Pedersen A G, Baldi P, Chauvin Y, Brunak S
Department of Biotechnology, Technical University of Denmark, Lyngby, Denmark.
Comput Chem. 1999 Jun 15;23(3-4):191-207. doi: 10.1016/s0097-8485(99)00015-7.
Computational prediction of eukaryotic promoters from the nucleotide sequence is one of the most attractive problems in sequence analysis today, but it is also a very difficult one. Thus, current methods predict in the order of one promoter per kilobase in human DNA, while the average distance between functional promoters has been estimated to be in the range of 30-40 kilobases. Although it is conceivable that some of these predicted promoters correspond to cryptic initiation sites that are used in vivo, it is likely that most are false positives. This suggests that it is important to carefully reconsider the biological data that forms the basis of current algorithms, and we here present a review of data that may be useful in this regard. The review covers the following topics: (1) basal transcription and core promoters, (2) activated transcription and transcription factor binding sites, (3) CpG islands and DNA methylation, (4) chromosomal structure and nucleosome modification, and (5) chromosomal domains and domain boundaries. We discuss the possible lessons that may be learned, especially with respect to the wealth of information about epigenetic regulation of transcription that has been appearing in recent years.

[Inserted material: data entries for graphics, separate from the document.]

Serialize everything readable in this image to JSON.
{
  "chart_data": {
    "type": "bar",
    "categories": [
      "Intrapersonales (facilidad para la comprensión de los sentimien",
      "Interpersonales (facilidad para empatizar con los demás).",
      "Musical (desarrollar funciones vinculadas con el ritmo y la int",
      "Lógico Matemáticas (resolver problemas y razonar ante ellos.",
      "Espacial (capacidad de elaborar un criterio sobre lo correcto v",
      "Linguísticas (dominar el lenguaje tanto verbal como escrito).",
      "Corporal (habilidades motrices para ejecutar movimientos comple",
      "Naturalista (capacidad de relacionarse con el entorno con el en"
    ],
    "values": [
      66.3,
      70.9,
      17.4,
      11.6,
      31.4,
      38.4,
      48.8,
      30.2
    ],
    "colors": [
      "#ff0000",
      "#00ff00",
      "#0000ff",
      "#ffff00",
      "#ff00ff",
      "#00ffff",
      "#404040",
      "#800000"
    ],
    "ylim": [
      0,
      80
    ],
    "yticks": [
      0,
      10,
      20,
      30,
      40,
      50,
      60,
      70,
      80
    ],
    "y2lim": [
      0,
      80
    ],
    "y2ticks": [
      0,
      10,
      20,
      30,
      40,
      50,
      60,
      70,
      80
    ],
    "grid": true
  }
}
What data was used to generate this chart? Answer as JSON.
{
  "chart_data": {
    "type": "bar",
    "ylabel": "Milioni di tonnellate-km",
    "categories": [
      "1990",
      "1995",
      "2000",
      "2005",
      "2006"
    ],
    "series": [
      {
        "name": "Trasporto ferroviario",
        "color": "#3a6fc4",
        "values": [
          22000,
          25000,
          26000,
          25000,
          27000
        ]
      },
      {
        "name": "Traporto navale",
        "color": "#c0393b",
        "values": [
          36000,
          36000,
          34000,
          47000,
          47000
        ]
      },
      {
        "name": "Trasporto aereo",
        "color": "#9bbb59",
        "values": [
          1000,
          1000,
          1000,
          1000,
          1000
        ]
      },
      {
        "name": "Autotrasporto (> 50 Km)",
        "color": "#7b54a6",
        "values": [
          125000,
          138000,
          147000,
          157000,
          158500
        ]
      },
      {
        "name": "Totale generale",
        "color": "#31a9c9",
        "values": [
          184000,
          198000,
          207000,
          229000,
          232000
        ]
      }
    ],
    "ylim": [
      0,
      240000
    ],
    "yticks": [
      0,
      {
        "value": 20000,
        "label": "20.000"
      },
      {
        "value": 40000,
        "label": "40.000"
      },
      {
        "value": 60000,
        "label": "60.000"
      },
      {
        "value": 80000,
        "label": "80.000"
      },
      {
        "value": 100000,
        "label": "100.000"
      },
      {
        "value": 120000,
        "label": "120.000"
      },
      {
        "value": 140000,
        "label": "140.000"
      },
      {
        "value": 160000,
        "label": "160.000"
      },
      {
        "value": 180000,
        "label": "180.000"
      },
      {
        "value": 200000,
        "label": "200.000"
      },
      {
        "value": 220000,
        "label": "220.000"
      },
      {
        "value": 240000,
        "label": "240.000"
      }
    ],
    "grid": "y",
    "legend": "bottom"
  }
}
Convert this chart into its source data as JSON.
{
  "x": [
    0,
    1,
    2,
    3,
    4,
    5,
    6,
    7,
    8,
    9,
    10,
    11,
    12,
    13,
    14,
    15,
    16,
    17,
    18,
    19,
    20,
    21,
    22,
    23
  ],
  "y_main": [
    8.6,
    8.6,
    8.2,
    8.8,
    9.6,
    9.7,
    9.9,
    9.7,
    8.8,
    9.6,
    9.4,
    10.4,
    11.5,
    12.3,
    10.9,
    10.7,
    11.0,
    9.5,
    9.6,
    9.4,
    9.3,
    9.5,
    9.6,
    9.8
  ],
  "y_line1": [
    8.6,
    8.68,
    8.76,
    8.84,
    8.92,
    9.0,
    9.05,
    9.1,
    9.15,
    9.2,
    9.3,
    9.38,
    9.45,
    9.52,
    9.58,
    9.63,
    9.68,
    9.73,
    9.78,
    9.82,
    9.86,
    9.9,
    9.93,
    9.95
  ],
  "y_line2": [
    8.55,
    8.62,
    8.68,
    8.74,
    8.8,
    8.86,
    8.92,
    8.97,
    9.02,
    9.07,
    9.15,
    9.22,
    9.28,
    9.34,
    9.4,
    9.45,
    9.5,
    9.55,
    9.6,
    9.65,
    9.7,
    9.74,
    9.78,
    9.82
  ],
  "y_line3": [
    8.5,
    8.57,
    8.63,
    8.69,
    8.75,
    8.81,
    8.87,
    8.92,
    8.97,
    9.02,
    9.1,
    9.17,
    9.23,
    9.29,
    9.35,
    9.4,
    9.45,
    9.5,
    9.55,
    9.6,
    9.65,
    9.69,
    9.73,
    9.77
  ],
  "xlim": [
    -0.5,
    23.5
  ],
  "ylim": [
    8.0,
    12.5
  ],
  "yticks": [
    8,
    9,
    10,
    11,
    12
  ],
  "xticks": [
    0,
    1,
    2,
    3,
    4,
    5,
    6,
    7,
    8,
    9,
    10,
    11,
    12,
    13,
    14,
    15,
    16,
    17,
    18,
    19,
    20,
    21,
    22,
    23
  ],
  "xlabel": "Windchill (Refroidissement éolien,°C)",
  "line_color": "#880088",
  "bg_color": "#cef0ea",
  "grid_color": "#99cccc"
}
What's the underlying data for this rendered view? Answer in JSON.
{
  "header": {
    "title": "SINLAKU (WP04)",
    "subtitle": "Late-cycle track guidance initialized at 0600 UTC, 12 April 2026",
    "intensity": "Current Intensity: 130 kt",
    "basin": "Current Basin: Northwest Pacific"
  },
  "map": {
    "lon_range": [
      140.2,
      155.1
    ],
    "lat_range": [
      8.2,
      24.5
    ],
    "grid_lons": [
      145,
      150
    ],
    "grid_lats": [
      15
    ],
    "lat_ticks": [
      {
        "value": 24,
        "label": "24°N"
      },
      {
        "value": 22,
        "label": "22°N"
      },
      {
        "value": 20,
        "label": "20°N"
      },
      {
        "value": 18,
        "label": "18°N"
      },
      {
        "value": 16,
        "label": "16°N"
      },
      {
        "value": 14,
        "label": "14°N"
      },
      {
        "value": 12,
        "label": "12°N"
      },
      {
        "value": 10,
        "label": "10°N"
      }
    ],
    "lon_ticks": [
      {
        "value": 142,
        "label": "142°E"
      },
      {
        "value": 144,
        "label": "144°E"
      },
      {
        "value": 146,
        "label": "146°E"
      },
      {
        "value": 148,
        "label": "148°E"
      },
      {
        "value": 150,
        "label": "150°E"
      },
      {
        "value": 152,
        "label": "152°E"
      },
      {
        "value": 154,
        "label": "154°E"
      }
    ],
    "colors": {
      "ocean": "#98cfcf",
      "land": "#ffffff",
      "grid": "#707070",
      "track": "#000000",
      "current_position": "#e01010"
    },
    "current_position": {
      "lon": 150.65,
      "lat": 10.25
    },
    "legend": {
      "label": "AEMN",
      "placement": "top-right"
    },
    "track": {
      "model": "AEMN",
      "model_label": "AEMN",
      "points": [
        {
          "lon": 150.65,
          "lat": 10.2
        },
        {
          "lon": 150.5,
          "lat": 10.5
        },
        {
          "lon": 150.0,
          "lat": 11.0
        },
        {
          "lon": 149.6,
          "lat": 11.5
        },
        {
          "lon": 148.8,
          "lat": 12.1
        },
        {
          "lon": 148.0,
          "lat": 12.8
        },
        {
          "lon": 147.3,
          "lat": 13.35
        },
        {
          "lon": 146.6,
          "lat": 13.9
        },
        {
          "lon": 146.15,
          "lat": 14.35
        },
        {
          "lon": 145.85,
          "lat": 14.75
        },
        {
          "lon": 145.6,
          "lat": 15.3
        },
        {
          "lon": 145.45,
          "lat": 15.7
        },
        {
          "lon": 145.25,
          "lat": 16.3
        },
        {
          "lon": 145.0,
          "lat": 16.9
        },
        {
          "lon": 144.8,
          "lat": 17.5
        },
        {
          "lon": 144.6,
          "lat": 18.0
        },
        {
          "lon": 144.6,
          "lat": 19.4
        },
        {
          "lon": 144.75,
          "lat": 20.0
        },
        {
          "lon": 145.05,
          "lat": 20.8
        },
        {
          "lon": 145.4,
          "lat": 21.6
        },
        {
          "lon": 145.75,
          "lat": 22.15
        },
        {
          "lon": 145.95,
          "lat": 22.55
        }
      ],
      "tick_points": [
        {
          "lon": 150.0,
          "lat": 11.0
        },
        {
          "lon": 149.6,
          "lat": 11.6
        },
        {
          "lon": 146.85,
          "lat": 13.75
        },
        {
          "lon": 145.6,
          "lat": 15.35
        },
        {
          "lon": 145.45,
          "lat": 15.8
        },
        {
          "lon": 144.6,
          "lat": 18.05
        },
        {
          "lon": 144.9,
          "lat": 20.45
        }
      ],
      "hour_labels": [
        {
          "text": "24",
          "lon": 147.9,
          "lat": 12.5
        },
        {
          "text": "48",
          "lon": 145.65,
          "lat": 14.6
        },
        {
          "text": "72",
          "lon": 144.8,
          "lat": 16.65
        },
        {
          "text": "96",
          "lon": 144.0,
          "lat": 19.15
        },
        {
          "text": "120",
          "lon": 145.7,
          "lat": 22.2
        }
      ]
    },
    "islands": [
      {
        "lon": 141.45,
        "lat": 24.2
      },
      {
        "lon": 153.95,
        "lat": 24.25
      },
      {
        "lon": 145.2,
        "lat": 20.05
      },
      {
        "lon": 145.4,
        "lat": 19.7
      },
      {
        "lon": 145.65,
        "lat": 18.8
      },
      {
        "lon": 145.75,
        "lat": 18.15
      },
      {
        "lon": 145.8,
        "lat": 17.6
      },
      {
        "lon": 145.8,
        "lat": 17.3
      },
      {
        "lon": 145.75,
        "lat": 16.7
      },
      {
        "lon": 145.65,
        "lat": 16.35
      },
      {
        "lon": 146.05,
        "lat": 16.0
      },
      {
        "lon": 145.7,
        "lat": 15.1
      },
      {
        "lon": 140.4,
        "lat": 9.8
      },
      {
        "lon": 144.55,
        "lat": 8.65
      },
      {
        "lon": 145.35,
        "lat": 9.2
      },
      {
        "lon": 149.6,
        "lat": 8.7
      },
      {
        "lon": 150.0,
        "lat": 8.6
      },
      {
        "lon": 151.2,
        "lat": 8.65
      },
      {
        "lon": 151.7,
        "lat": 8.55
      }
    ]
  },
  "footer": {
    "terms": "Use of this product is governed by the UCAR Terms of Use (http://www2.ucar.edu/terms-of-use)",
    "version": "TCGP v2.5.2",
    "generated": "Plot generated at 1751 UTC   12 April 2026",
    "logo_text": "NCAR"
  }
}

从核苷酸序列对真核生物启动子进行计算预测是当今序列分析中最具吸引力的问题之一,但也是一个非常困难的问题。因此,目前的方法预测人类DNA中每千碱基约有一个启动子,而功能启动子之间的平均距离估计在30 - 40千碱基范围内。虽然可以想象这些预测的启动子中有一些对应于体内使用的隐蔽起始位点,但很可能大多数是假阳性。这表明仔细重新考虑构成当前算法基础的生物学数据很重要,我们在此对这方面可能有用的数据进行综述。综述涵盖以下主题:(1)基础转录和核心启动子,(2)激活转录和转录因子结合位点,(3)CpG岛和DNA甲基化,(4)染色体结构和核小体修饰,以及(5)染色体结构域和结构域边界。我们讨论了可能学到的经验教训,特别是关于近年来出现的大量转录表观遗传调控信息。